Sonia Das incorporates ethnographic and archival analysis to present an interdiscursive ethnohistory of street signs in Tamil-speaking neighborhoods in three francophone cities: Paris, Montreal, and Puducherry. The continuities and discontinuities in the Tamil, French, and English translation and transliteration conventions bring these cities with distinct histories of Tamil settlement into contact with one another. The semiotic patterns that animate the graphic artifacts lead to a recalibration of the chronotopes of francophone Tamil settlements. Das illustrates the importance of comparative research on writing and script politics by demonstrating the complex spatiotemporal relationships embodied in the transliteration of outdoor signs that reconfigure Paris as a city of the present, Montreal as a city of the future, and Puducherry as a city of the past.

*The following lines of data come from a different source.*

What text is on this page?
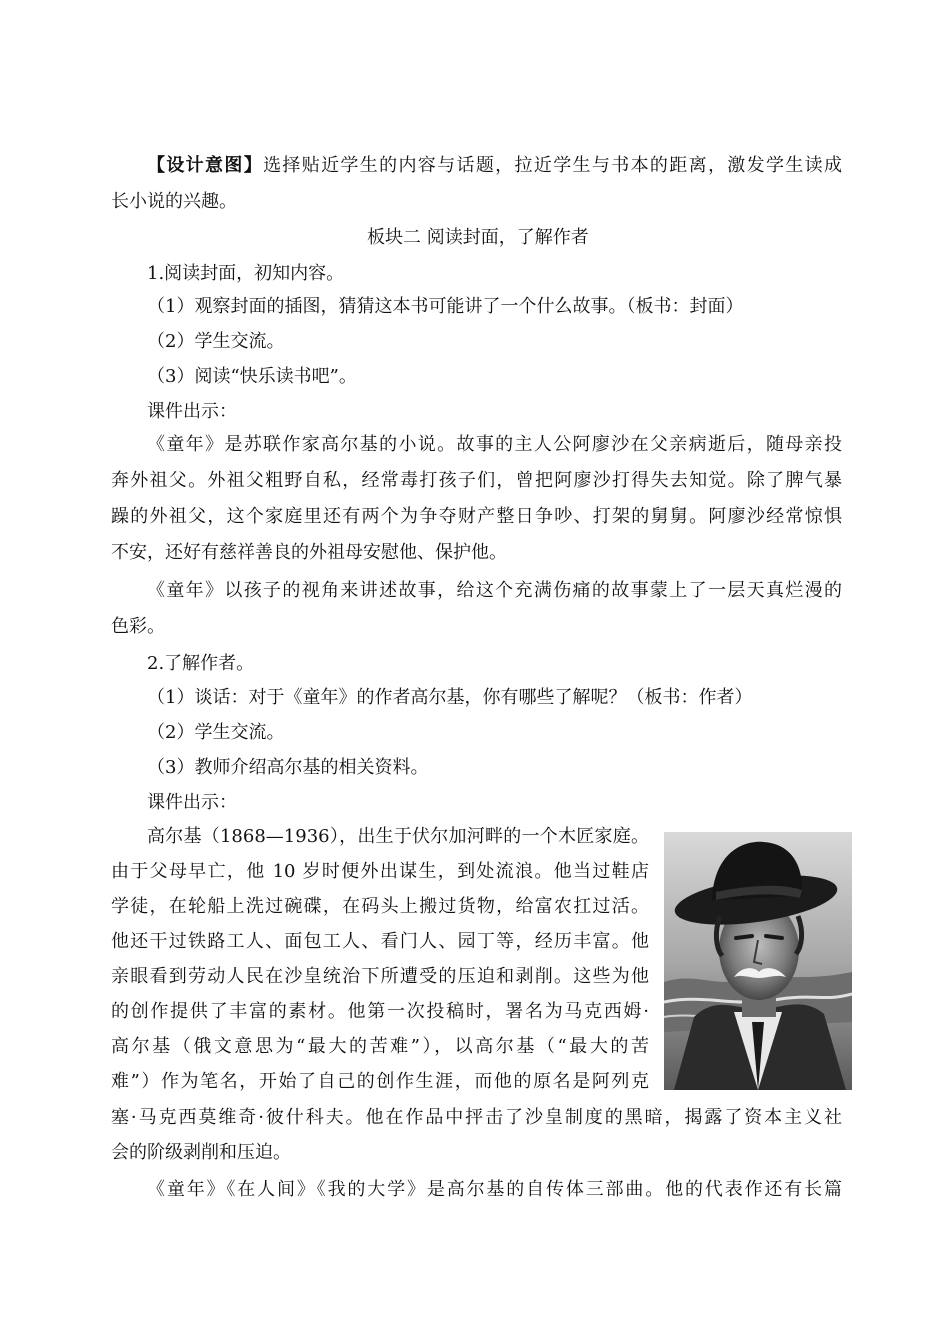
【设计意图】选择贴近学生的内容与话题，拉近学生与书本的距离，激发学生读成
长小说的兴趣。
板块二 阅读封面，了解作者
1.阅读封面，初知内容。
（1）观察封面的插图，猜猜这本书可能讲了一个什么故事。（板书：封面）
（2）学生交流。
（3）阅读“快乐读书吧”。
课件出示：
《童年》是苏联作家高尔基的小说。故事的主人公阿廖沙在父亲病逝后，随母亲投
奔外祖父。外祖父粗野自私，经常毒打孩子们，曾把阿廖沙打得失去知觉。除了脾气暴
躁的外祖父，这个家庭里还有两个为争夺财产整日争吵、打架的舅舅。阿廖沙经常惊惧
不安，还好有慈祥善良的外祖母安慰他、保护他。
《童年》以孩子的视角来讲述故事，给这个充满伤痛的故事蒙上了一层天真烂漫的
色彩。
2.了解作者。
（1）谈话：对于《童年》的作者高尔基，你有哪些了解呢？（板书：作者）
（2）学生交流。
（3）教师介绍高尔基的相关资料。
课件出示：
高尔基（1868—1936），出生于伏尔加河畔的一个木匠家庭。
由于父母早亡，他 10 岁时便外出谋生，到处流浪。他当过鞋店
学徒，在轮船上洗过碗碟，在码头上搬过货物，给富农扛过活。
他还干过铁路工人、面包工人、看门人、园丁等，经历丰富。他
亲眼看到劳动人民在沙皇统治下所遭受的压迫和剥削。这些为他
的创作提供了丰富的素材。他第一次投稿时，署名为马克西姆·
高尔基（俄文意思为“最大的苦难”），以高尔基（“最大的苦
难”）作为笔名，开始了自己的创作生涯，而他的原名是阿列克
塞·马克西莫维奇·彼什科夫。他在作品中抨击了沙皇制度的黑暗，揭露了资本主义社
会的阶级剥削和压迫。
《童年》《在人间》《我的大学》是高尔基的自传体三部曲。他的代表作还有长篇
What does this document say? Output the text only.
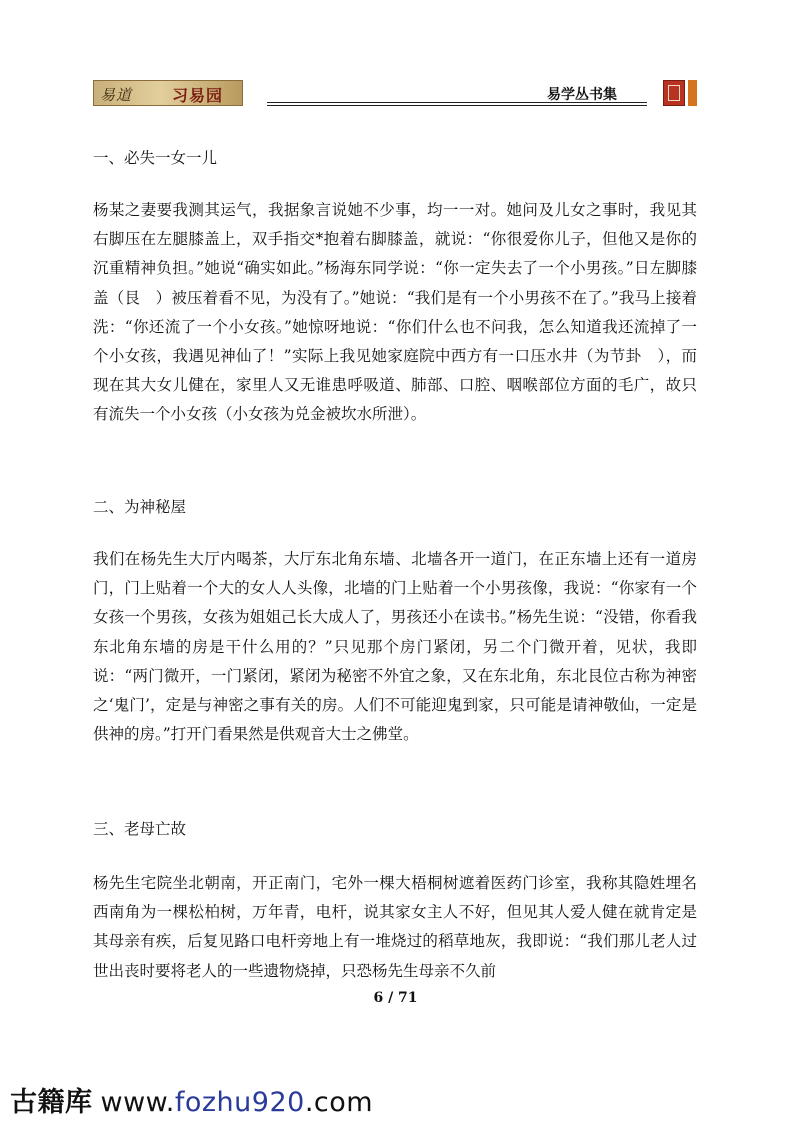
易道 习易园	易学丛书集
一、必失一女一儿
杨某之妻要我测其运气，我据象言说她不少事，均一一对。她问及儿女之事时，我见其右脚压在左腿膝盖上，双手指交*抱着右脚膝盖，就说：“你很爱你儿子，但他又是你的沉重精神负担。”她说“确实如此。”杨海东同学说：“你一定失去了一个小男孩。”日左脚膝盖（艮　）被压着看不见，为没有了。”她说：“我们是有一个小男孩不在了。”我马上接着洗：“你还流了一个小女孩。”她惊呀地说：“你们什么也不问我，怎么知道我还流掉了一个小女孩，我遇见神仙了！”实际上我见她家庭院中西方有一口压水井（为节卦　），而现在其大女儿健在，家里人又无谁患呼吸道、肺部、口腔、咽喉部位方面的毛广，故只有流失一个小女孩（小女孩为兑金被坎水所泄）。
二、为神秘屋
我们在杨先生大厅内喝茶，大厅东北角东墙、北墙各开一道门，在正东墙上还有一道房门，门上贴着一个大的女人人头像，北墙的门上贴着一个小男孩像，我说：“你家有一个女孩一个男孩，女孩为姐姐己长大成人了，男孩还小在读书。”杨先生说：“没错，你看我东北角东墙的房是干什么用的？”只见那个房门紧闭，另二个门微开着，见状，我即说：“两门微开，一门紧闭，紧闭为秘密不外宜之象，又在东北角，东北艮位古称为神密之‘鬼门’，定是与神密之事有关的房。人们不可能迎鬼到家，只可能是请神敬仙，一定是供神的房。”打开门看果然是供观音大士之佛堂。
三、老母亡故
杨先生宅院坐北朝南，开正南门，宅外一棵大梧桐树遮着医药门诊室，我称其隐姓埋名西南角为一棵松柏树，万年青，电杆，说其家女主人不好，但见其人爱人健在就肯定是其母亲有疾，后复见路口电杆旁地上有一堆烧过的稻草地灰，我即说：“我们那儿老人过世出丧时要将老人的一些遗物烧掉，只恐杨先生母亲不久前
6 / 71
古籍库 www.fozhu920.com
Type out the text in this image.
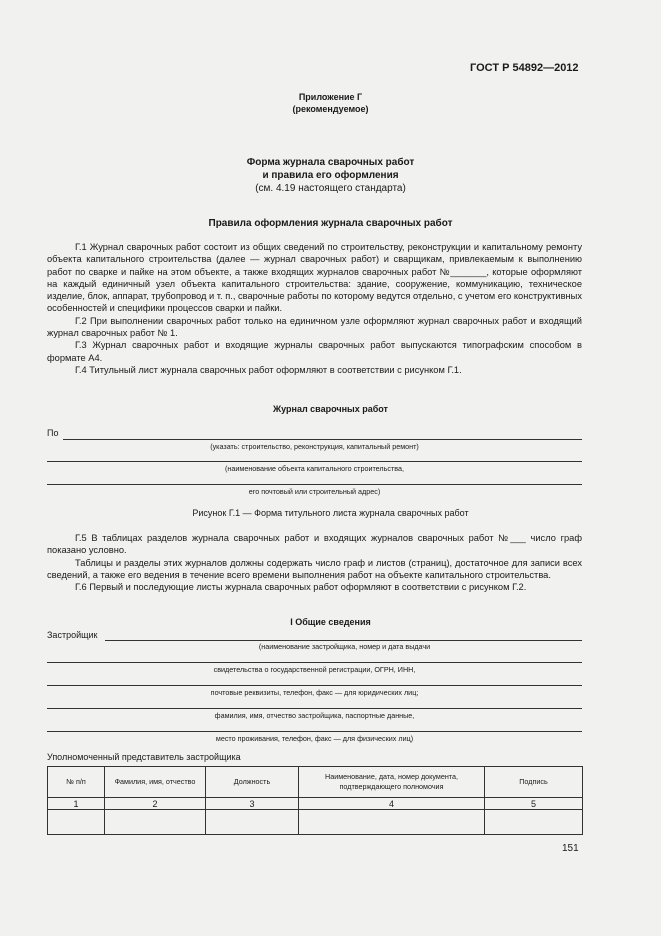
ГОСТ Р 54892—2012
Приложение Г
(рекомендуемое)
Форма журнала сварочных работ
и правила его оформления
(см. 4.19 настоящего стандарта)
Правила оформления журнала сварочных работ

Г.1 Журнал сварочных работ состоит из общих сведений по строительству, реконструкции и капитальному ремонту объекта капитального строительства (далее — журнал сварочных работ) и сварщикам, привлекаемым к выполнению работ по сварке и пайке на этом объекте, а также входящих журналов сварочных работ №_______, которые оформляют на каждый единичный узел объекта капитального строительства: здание, сооружение, коммуникацию, техническое изделие, блок, аппарат, трубопровод и т. п., сварочные работы по которому ведутся отдельно, с учетом его конструктивных особенностей и специфики процессов сварки и пайки.

Г.2 При выполнении сварочных работ только на единичном узле оформляют журнал сварочных работ и входящий журнал сварочных работ № 1.

Г.3 Журнал сварочных работ и входящие журналы сварочных работ выпускаются типографским способом в формате А4.

Г.4 Титульный лист журнала сварочных работ оформляют в соответствии с рисунком Г.1.

Журнал сварочных работ
По
(указать: строительство, реконструкция, капитальный ремонт)
(наименование объекта капитального строительства,
его почтовый или строительный адрес)
Рисунок Г.1 — Форма титульного листа журнала сварочных работ

Г.5 В таблицах разделов журнала сварочных работ и входящих журналов сварочных работ №___ число граф показано условно.

Таблицы и разделы этих журналов должны содержать число граф и листов (страниц), достаточное для записи всех сведений, а также его ведения в течение всего времени выполнения работ на объекте капитального строительства.

Г.6 Первый и последующие листы журнала сварочных работ оформляют в соответствии с рисунком Г.2.

I Общие сведения
Застройщик
(наименование застройщика, номер и дата выдачи
свидетельства о государственной регистрации, ОГРН, ИНН,
почтовые реквизиты, телефон, факс — для юридических лиц;
фамилия, имя, отчество застройщика, паспортные данные,
место проживания, телефон, факс — для физических лиц)
Уполномоченный представитель застройщика
№ п/п	Фамилия, имя, отчество	Должность	Наименование, дата, номер документа, подтверждающего полномочия	Подпись
1	2	3	4	5

151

In the final article, Chaise LaDousa examines changes in advertising conventions in North India since the 1990s, a period of accelerated liberalization in India. Combinations of languages and scripts take on indexical properties that are regimented by the institution, product, or service being offered—commercial items, government services and information, schooling, and coaching services. By analyzing language and script combinations and conventions as partly constitutive of the “voice” of an institution, LaDousa argues that recent shifts in advertising conventions—particularly the association of English with a future-oriented, mobile disposition—are interdiscursively related to changes in communication realms outside of advertising.
“Sign and Script in South Asia” draws on the rich visual landscapes of South Asia to analyze the regimentation of code, script, and image in relation to the emergence and contestation of identities and publics in contemporary South Asia. This issue contributes to semiotic understandings of social life by illustrating how visual forms of representation are involved in struggles of identity and recognition in the context of liberalization, transnational migration, minority rights, and postwar reconciliation. New and old media function as crucial vectors of change in South Asia, an important region in studies of multilingualism, sociopolitical processes, and ethnic and religious conflict.